Babirye loves milk and bread. 
“Without margarine, she will not take it,” says her daughter Joyce Buko, who stays with her in Bamunanika, Luweero.

She does not have supper or eat a particular food twice consecutively.
She likes sugarcane, bananas and other fruits. And nakati is the only vegetable she likes. She dislikes bitter stuff.

At the luncheon, Nakato washed down her meal with Mirinda Fruity, Babirye chose Fanta Orange.

When a little boy and girl sang and danced along a gospel song, Nakato clapped, smiled and moved her head in rhythm. Babirye stared on, enjoying a chicken drumstick.

When I met Babirye in church, she shook my hand and smiled, as if we had met before. “She is very friendly and loves being loved,” Joyce says. 
“Every morning, she wears her makeup and a good dress, as if she is going somewhere. She asks: Joyce, am I smart?”

At church, the twins wore black wigs with floral accessories. On another day, Babirye dyes her grey hair. Sometimes she wants to have it plaited. She dislikes being called old.

Nakato lives with her son Moris in Kanyanya, Kawempe Division and walks to markets nearby preaching the gospel. But Babirye dreads exercising, which Joyce says has compromised her health.
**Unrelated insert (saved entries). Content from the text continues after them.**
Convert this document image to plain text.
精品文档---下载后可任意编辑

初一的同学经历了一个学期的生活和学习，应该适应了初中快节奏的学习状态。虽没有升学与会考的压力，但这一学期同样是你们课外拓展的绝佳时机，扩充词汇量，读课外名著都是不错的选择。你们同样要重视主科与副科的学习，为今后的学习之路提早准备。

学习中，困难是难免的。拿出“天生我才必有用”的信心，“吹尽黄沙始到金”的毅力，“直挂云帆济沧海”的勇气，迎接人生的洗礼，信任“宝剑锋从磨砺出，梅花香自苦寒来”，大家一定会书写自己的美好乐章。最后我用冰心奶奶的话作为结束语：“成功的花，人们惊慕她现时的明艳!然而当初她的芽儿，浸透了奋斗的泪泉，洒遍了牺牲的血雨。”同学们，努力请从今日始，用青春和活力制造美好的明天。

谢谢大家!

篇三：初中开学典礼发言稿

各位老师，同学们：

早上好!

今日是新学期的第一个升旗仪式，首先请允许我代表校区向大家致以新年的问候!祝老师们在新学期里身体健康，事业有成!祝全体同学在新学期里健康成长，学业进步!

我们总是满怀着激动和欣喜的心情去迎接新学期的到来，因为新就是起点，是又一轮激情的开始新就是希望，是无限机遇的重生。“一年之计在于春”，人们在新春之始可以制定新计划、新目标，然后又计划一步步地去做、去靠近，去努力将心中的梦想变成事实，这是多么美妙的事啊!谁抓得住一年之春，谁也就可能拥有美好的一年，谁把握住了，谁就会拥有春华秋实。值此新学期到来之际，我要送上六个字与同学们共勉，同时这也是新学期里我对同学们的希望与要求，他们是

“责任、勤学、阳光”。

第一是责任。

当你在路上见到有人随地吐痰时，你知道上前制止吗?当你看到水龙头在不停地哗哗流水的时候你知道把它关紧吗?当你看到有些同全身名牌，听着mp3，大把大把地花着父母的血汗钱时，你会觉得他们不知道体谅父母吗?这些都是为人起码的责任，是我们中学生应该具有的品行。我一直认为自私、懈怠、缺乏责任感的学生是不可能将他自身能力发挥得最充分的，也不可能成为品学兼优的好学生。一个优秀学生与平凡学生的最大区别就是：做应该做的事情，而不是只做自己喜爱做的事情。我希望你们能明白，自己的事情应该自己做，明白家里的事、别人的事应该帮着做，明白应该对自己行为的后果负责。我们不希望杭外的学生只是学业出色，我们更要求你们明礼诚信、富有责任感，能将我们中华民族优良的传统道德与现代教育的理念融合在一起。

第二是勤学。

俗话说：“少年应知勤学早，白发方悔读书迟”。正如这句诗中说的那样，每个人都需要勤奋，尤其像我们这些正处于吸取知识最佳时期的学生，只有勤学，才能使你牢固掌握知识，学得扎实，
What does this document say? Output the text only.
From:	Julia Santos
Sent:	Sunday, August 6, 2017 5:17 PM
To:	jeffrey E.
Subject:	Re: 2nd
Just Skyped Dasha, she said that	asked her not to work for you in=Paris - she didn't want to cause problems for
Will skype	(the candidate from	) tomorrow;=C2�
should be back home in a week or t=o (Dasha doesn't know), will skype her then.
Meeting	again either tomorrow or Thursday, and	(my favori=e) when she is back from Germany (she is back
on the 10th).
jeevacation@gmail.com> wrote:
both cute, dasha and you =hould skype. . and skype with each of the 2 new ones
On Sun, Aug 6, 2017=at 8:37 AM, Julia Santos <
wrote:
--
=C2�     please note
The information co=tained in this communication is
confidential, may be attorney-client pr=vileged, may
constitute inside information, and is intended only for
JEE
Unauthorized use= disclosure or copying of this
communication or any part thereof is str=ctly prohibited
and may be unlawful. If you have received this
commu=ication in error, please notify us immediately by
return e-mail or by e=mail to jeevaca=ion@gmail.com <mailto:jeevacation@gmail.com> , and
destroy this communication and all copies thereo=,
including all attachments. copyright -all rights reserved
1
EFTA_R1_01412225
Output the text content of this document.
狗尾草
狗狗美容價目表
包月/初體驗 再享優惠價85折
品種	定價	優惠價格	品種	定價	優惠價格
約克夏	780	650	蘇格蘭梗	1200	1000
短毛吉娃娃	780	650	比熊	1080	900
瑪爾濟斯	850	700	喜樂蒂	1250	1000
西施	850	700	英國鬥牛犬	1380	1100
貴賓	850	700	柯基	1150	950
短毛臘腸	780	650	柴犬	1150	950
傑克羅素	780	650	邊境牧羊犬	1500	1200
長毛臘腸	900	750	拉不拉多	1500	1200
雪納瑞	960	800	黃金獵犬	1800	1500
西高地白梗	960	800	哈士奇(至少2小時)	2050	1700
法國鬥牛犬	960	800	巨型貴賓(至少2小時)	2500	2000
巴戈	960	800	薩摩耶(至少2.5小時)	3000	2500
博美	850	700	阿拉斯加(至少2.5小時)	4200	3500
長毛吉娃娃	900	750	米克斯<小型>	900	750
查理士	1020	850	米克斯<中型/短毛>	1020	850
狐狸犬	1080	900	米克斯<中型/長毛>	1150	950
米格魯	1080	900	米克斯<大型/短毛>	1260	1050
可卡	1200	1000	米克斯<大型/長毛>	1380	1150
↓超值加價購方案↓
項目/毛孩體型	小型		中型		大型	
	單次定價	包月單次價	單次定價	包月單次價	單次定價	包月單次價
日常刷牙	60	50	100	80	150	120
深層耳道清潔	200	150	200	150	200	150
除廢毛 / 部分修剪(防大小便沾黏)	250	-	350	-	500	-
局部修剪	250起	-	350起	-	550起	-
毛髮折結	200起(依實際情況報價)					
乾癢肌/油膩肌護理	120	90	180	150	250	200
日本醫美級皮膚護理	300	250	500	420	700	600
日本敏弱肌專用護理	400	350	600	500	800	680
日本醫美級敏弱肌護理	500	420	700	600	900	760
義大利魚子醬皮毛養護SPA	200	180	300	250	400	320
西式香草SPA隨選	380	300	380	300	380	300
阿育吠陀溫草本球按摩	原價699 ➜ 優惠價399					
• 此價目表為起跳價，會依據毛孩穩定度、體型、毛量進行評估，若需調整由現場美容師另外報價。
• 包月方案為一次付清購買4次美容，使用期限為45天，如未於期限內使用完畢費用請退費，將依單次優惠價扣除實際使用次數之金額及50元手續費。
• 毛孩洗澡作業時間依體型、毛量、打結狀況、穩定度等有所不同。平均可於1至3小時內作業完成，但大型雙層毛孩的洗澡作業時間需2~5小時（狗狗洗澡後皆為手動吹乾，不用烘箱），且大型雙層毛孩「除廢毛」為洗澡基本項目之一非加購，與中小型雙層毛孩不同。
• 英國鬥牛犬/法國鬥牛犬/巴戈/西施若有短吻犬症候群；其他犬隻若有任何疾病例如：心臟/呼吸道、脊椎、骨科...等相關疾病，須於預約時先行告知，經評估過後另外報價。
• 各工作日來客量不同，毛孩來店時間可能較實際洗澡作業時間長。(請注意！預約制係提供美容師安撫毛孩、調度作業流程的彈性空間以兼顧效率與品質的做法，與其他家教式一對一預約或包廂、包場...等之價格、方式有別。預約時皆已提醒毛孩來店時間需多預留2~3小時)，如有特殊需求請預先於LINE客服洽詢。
She has joint pain, regularly feels feverish and her memory is fading. Nakato moves without support while Babirye uses a quad cane.

“It’s a special feeling that our mother did not see us even for a day but we have lived to see great grandchildren. We cannot thank God enough,” Nakato says. She wishes to live until 100.

Dream that never was
Babirye gave birth to two children. Joyce, 70, the oldest is the Central region representative on the National Council for Older Persons. Olivia Nansikombi passed on. Nakato has five.

Moris, 65, the oldest is an evangelist. The family comprises journalists, educators, actors, engineers, and entrepreneurs.

“It’s a special feeling that our mother did not see us even for a day but we have lived to see great grandchildren. We cannot thank God enough,” Nakato says. She wishes to live until 100.

“But, we also thank God for this talent of saving mothers and babies. In fact, I wanted to die a midwife. But I cannot because we were trained in a different generation.”

The great- grandchildren and friends enjoy a meal on the birthday of their 90-year-old twin grandmothers.


Nakato implores her descendants to put God first and read the Bible often.

“We have different talents, but before pursuing yours, ask God to help you make the right choice.  And do not stop praying, sometimes God tests our patience. There are things He gave me when I least expected.”